By Yahaira Cespedes
If your life includes pets, then you know that making travel plans (whether for business or pleasure) includes deciding whether to take them with you or leave them in the care of a sitter or boarding facility. Like many pet owners, you’d like to take your pet with you but don’t know to prepare for pet-friendly travel. Here is a checklist of tips to run through before traveling with your pet.
No matter how you choose travel, it is vital to outfit your pets with proper identification prior to setting out. After all, if you should become separated from your pet, their identification is the surest way they’ll find their way back to you. In addition to fitting your pets with I.D. tags, your veterinarian may recommend fitting them with a microchip, which is inserted under your pet’s skin and stores contact information that can be accessed using a scanner. Regardless of how you choose to equip your pet with identification, it is important that you regularly check the I.D. tags or microchip registries to ensure they have your most current contact information. You can see if your pet’s microchip is registered at http://www.petmicrochiplookup.org/ or with the chip’s manufacturer.
How your pet is secured will sometimes depend on your mode of transportation (car, bus, boat, train, plane). Generally speaking, it is best to invest in a hard plastic carrier which is more versatile and the safest way to travel with your pet.

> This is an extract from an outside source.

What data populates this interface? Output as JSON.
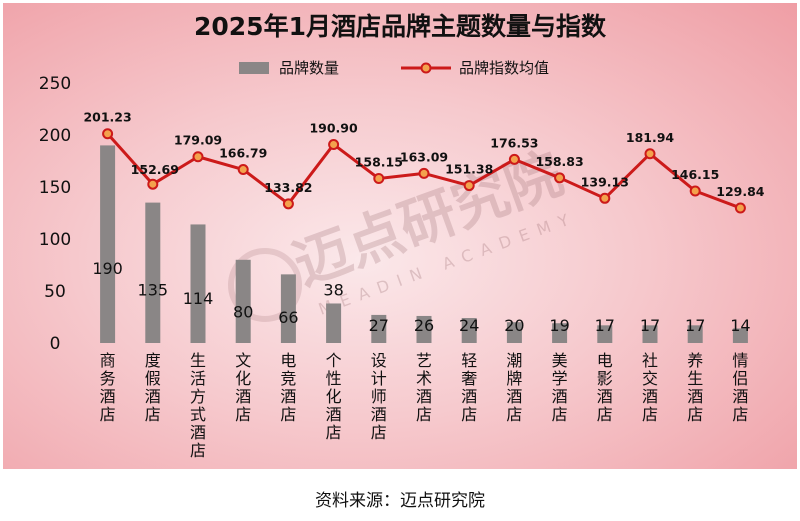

Initially, the idea of calming your frightened pet with medication prior to transporting them may seem like a bit much. But if your pet experiences extreme anxiety in an unfamiliar setting (such as in the case with some older pets) giving them a sedative could save them from trauma, not to mention a fear-induced potty accident. Visit a veterinarian to learn which sedatives may be best for your pet and to obtain a prescription. For the sedative prescription though, a physical exam is also recommended.
This kit should include a copy of your pet’s current medical records as well as a simple first aid kit, which consists of things like gauze, bandages, scissors, sterile saline, thermometer and medications your pet is currently taking (e.g., flea and tick preventatives, pain relievers or antibiotics). If possible, research veterinarians and/or emergency hospitals which are located at your travel destination(s) before going on your trip – and include the relevant contact information in your pet travel kit – so that you don’t have to scramble to find one during a medical emergency.
Unexpected turns and delays are a part of traveling, so when your plans include your pets, it’s best to bring along extra food for them. A travel delay (or getting lost en route to your destination) could result in your pet waiting an undetermined amount of time for food or clean water. Be prepared ahead of time.